The Premier League will say we have a licensing system already, it is called the league rulebook and it is ratified every year by the FA. It will also point to the fact that the Football League has signed up too.

And clubs with European aspirations must already be licensed by Uefa, a process that is about to get more onerous thanks to the financial fair play rules designed to control expenditure on players and wages.

So we should expect a little bit of resistance here, particularly while the definition of a licensing system is so vague.

The football creditors rule

On this very thorny subject, the committee's suggestion was clear: dump this rule yourselves or we will abolish it for you.

For those unaware of the football creditors rule, this is the measure that protects millionaire footballers when clubs go bust at the expense of every other creditor, usually local businesses.

Damian Collins, one of the 11 MPs on the committee, said this rule is not only morally indefensible - why should players be treated differently to everybody else - but also bad for football as it discourages good practice and honest dealing.

Club ownership

This was another open goal for the committee. As chairman John Whittingdale joked, they found it quite difficult to see how anybody could fail football's "fit and proper person" test.

So the bar must be higher and it must be applied consistently, which, to be fair, the leagues know already. The report also recommends the FA runs this test.

What was more interesting was the suggestion that foreign owners be subjected to more scrutiny than British ones - a reassuringly patriotic gesture but not one supported by the facts. Football needs better owners, not necessarily British ones.

After all, Leeds United are owned by a Brit, Ken Bates, (albeit one who lives in Monaco and registers his companies in the Caribbean) and the committee would like the FA to conduct "a thorough investigation" of his Elland Road takeover, calling on the expertise of HMRC, if necessary.

On a more cheerful note, the report also said more should be done to encourage supporter ownership.

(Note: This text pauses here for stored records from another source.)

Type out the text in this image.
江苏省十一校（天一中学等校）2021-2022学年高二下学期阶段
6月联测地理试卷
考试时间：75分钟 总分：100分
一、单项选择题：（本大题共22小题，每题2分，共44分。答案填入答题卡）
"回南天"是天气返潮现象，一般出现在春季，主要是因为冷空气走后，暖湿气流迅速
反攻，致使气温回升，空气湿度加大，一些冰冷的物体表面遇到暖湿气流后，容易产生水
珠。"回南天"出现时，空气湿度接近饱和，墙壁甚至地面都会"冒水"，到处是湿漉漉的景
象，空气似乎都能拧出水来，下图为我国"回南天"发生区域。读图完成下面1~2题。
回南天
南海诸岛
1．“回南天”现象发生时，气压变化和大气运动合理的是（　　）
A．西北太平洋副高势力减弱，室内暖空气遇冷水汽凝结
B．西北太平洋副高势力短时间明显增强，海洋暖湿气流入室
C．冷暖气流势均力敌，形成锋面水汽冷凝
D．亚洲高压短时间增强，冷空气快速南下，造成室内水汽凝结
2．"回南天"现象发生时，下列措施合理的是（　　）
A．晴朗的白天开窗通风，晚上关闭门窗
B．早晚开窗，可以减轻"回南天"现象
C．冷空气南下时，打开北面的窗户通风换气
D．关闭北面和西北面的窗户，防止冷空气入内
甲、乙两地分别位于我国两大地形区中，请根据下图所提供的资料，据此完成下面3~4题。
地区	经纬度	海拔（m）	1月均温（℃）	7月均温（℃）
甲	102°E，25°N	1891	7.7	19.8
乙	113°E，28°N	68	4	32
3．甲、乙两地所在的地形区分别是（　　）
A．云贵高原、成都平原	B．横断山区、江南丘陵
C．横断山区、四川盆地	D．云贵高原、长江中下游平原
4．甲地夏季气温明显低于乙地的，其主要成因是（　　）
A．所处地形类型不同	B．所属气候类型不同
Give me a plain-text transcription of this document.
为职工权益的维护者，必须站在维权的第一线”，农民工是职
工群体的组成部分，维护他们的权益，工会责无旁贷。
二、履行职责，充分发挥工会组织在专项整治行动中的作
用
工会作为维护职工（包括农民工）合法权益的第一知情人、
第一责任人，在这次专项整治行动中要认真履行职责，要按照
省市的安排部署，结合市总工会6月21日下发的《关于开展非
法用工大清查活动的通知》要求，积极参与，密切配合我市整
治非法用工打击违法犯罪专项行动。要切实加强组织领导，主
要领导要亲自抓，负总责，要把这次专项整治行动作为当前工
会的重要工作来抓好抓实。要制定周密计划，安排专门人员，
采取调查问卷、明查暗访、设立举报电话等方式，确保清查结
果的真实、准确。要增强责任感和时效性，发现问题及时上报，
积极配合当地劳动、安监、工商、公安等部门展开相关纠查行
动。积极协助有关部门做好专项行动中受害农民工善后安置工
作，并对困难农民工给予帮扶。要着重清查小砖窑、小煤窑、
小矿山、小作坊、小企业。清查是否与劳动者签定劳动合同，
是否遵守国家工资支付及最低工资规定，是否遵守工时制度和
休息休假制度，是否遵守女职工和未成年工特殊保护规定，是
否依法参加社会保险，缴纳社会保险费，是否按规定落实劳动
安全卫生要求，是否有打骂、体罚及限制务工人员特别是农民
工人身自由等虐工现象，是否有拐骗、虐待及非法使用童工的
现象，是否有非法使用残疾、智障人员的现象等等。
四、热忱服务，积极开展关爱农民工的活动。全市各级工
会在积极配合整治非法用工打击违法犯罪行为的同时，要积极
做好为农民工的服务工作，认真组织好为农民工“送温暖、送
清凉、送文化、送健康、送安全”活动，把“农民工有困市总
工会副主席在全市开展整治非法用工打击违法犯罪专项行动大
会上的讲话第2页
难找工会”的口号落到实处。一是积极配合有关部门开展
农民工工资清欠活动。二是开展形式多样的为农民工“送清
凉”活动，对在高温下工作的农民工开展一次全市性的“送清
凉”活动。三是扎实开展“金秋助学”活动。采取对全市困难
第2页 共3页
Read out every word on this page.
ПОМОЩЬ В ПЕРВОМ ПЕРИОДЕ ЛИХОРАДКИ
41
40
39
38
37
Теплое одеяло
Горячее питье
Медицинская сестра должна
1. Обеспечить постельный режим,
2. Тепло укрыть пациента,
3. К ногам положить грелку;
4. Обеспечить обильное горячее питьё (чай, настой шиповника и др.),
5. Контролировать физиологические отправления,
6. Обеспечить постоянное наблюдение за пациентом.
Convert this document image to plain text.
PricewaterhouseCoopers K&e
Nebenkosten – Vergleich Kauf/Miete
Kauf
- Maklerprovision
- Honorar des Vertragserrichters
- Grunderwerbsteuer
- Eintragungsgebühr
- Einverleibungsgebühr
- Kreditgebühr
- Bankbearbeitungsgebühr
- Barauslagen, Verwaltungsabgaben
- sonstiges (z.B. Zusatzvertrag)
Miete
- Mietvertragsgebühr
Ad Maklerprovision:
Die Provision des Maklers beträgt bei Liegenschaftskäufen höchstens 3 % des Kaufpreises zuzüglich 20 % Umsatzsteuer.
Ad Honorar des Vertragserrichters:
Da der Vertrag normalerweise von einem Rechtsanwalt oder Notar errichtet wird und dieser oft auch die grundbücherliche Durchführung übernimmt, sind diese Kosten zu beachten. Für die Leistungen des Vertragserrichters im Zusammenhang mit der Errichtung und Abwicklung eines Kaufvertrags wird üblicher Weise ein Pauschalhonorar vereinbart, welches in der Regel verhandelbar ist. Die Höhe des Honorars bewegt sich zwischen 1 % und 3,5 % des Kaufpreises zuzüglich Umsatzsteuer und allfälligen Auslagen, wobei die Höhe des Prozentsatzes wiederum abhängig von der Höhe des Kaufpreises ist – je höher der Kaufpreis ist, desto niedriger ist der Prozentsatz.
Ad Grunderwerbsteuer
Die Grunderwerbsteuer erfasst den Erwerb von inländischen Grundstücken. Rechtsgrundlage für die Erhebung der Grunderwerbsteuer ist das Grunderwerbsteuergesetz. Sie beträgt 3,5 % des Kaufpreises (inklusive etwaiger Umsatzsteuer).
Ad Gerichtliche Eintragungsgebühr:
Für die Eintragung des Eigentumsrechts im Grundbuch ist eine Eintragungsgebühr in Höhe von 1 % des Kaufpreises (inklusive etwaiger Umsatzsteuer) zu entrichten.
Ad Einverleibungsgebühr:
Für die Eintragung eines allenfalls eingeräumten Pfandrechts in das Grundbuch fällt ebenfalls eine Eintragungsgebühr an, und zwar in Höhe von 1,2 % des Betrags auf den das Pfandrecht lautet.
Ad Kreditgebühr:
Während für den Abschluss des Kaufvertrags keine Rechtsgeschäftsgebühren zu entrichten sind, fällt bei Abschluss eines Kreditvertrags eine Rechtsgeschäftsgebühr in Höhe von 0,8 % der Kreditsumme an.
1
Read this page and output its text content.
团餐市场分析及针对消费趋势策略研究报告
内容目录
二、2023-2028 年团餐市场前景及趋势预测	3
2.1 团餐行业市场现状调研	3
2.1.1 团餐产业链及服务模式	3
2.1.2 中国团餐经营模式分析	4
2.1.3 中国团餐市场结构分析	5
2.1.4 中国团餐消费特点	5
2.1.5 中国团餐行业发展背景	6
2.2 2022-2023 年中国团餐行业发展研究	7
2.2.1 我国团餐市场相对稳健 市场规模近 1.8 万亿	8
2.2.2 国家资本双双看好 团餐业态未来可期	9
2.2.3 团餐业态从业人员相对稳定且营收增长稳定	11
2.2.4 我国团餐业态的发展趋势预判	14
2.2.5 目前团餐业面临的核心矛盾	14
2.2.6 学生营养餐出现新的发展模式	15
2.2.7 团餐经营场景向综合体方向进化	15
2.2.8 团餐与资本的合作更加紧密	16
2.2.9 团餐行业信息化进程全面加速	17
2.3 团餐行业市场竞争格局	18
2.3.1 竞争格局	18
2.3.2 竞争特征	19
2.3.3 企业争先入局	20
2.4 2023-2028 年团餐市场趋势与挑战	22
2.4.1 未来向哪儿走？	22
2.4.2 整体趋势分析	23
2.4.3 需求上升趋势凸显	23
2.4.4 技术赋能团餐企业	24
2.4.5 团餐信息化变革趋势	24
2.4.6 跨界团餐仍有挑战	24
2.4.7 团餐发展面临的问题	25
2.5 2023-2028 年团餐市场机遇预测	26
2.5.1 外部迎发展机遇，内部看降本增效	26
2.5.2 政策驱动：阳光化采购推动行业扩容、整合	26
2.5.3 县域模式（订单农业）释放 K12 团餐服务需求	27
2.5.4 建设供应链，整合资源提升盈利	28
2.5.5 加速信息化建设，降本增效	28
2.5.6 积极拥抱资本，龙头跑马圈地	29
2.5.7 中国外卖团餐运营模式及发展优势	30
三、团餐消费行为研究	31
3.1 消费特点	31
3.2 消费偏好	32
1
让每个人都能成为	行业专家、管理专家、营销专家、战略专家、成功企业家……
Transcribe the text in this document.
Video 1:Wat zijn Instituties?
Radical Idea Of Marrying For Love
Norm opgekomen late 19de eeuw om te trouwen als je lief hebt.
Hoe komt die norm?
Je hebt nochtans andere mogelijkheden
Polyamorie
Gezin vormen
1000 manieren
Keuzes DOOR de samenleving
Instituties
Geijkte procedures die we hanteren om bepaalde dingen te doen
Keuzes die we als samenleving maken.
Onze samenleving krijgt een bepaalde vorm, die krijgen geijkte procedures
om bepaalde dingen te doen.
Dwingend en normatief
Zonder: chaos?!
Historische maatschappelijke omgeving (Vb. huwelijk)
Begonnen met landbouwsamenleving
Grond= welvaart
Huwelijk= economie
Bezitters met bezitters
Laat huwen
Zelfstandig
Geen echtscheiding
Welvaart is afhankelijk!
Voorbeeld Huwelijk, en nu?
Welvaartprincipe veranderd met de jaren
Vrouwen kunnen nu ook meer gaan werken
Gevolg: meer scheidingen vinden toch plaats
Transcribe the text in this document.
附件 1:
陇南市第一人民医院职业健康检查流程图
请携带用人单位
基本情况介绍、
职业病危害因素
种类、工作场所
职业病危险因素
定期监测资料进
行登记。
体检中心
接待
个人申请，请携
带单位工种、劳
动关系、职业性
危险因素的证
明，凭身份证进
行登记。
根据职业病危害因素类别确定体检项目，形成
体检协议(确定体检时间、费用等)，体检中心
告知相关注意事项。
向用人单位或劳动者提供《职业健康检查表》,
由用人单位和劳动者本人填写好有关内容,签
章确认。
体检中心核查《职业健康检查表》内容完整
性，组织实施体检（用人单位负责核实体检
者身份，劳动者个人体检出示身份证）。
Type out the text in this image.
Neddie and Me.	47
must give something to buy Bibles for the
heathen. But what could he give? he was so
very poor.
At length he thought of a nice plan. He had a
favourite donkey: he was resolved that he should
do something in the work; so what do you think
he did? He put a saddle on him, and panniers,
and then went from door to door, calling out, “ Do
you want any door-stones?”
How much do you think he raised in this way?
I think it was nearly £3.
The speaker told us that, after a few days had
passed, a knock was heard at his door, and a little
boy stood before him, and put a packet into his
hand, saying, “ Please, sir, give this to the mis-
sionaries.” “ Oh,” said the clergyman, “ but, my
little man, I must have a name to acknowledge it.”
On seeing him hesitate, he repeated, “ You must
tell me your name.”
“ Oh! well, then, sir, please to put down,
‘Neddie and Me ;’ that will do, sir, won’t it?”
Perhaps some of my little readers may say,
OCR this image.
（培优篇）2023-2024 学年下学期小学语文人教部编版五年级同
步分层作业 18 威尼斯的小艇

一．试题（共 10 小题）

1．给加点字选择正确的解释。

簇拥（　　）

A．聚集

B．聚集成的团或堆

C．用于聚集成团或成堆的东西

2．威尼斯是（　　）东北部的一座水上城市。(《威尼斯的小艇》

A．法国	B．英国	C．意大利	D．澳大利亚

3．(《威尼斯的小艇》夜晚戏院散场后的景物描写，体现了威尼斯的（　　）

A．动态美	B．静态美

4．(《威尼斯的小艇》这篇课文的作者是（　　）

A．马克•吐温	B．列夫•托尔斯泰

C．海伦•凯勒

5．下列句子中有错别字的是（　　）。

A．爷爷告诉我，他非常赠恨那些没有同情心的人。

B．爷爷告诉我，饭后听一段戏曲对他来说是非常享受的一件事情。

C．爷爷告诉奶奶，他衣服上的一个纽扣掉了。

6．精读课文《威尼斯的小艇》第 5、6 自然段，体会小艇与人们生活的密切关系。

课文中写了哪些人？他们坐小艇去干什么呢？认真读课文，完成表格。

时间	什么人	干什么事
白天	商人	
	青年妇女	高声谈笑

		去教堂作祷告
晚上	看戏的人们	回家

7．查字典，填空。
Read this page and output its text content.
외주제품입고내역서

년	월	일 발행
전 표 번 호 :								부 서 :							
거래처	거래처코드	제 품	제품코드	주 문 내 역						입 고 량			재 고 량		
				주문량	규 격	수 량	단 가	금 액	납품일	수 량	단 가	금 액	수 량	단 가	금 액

It even said it would consider tweaking existing legislation to make it easier for supporters trusts to establish themselves and pursue fund-raising activities.

And in a paragraph that will greatly reassure the Arsenal Supporters Trust, whose "Fanshare" scheme impressed the committee but now faces the existential threat of two feuding billionaires, the report says government should consider exempting minority stakes held by supporters from compulsory purchase order rules.

Now this really has been a race-through the recommendations (there are others that deserve a mention, particularly the one about stopping owners from separating clubs from their stadia) but I think you get the gist.

Sorting out the FA is the priority but there is a carrot for the organisation should it accept the challenge: it can be a governing body again. From that single fix, the other good stuff should flow.

The worry, however (and it is the eternal worry), is that governments change, ministers move on and MPs get sidetracked by annoying things like elections. Football's suits can wait them out, particularly if the only lever the politicians are threatening to pull is the withdrawal of some grassroots funding, which hurts the wrong people anyway.

But let's be positive for now and hope that the committee's motto of "no change is not an option" becomes the new chant at Wembley too.